Aryl-imidazothiadiazole analogues as microtubule disrupting agents

Abstract

Two series of 2-ethyl-6-(3′,4′,5′-trimethoxyphenyl)-5-aryl and 2-cyclopropyl-6-(3′,4′,5′-trimethoxyphenyl)-5-aryl-imidazothiadiazoles were designed, synthesized and evaluated for anti-proliferative activity in various human cancer cell lines. A common starting material 2-bromo-1-(3-,4-,5-trimethoxyphenyl)-ethanone was employed to generate the two scaffolds. Among them, compounds functionalized with N,N-dimethylaniline (5i and 6i) and napthyl (5k) groups showed significant cytotoxic activity with average IC₅₀ values of 1.7–2.9 μM, respectively. Moreover, the structure–activity relationship was elucidated by incorporating the different substitutions on the aryl moiety at the 5th position of the imidazothiadiazole ring.

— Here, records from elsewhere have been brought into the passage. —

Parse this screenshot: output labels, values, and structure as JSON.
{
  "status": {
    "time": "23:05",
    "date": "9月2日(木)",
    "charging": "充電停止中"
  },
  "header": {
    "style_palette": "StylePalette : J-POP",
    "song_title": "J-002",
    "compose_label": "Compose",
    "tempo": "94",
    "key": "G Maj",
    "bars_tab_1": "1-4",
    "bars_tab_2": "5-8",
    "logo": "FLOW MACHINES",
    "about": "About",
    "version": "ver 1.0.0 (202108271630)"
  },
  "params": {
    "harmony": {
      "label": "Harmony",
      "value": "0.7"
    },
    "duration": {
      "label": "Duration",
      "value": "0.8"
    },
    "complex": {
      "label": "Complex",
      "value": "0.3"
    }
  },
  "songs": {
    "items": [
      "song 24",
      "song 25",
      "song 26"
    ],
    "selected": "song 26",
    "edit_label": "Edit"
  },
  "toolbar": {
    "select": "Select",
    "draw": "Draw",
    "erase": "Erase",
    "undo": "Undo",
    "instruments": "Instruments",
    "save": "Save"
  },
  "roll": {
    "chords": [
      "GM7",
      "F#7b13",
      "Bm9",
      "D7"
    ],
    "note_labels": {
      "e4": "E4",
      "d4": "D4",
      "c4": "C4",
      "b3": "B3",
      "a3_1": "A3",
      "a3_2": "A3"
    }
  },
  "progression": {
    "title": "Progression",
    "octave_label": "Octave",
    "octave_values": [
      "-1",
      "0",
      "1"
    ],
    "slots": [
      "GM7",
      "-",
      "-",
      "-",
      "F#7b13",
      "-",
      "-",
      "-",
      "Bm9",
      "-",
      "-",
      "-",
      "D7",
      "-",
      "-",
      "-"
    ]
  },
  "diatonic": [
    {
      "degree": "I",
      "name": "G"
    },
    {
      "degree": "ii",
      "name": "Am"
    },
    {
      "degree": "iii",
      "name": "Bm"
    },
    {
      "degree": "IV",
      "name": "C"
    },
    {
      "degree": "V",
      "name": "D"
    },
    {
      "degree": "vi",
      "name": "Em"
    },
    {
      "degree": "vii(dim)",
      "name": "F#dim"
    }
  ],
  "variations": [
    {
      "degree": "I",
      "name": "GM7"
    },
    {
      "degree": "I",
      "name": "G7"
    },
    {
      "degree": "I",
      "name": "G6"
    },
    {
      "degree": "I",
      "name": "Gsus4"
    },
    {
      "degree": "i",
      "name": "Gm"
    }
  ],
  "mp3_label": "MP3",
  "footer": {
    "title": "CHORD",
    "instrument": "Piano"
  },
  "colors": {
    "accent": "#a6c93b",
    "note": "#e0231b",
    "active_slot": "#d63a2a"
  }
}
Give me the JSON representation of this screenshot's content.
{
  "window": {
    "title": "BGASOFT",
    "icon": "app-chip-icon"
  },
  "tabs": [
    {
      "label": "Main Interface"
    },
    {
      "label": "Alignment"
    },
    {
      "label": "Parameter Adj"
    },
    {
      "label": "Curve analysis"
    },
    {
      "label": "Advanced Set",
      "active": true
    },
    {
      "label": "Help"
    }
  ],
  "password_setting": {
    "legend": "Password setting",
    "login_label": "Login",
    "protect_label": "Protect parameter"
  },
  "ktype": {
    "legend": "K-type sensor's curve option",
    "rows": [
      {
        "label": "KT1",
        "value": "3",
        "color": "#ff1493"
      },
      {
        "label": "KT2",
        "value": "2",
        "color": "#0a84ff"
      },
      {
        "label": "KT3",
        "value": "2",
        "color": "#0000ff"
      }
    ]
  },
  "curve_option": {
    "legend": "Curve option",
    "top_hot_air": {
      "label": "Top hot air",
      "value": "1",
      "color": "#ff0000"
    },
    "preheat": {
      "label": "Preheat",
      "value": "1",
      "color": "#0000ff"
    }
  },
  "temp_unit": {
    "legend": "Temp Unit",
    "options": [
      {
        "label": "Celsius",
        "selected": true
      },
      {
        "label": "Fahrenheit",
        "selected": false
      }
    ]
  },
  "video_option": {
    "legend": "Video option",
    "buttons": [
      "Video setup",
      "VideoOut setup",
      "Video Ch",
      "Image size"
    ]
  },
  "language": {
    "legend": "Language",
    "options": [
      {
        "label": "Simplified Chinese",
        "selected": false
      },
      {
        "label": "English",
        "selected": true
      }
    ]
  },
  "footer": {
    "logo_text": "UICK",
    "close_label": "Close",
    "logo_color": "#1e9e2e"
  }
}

Treatments with 5i, 6i and 5k arrested cells at the G2/M phase, with cell death proceeding through an apoptotic pathway that was dependent on the activation of caspase-3. Immunocytochemical analysis revealed the loss of intact microtubule structures in treated cells. Treatments with 5i, 6i and 5k manifested increased mRNA and protein levels of the G2/M marker, cyclin B1. Molecular docking studies of the most potent compounds 5i, 5k and 6i showed that these compounds interact and bind efficiently to the active site of tubulin. This was further confirmed by a colchicine competitive binding assay.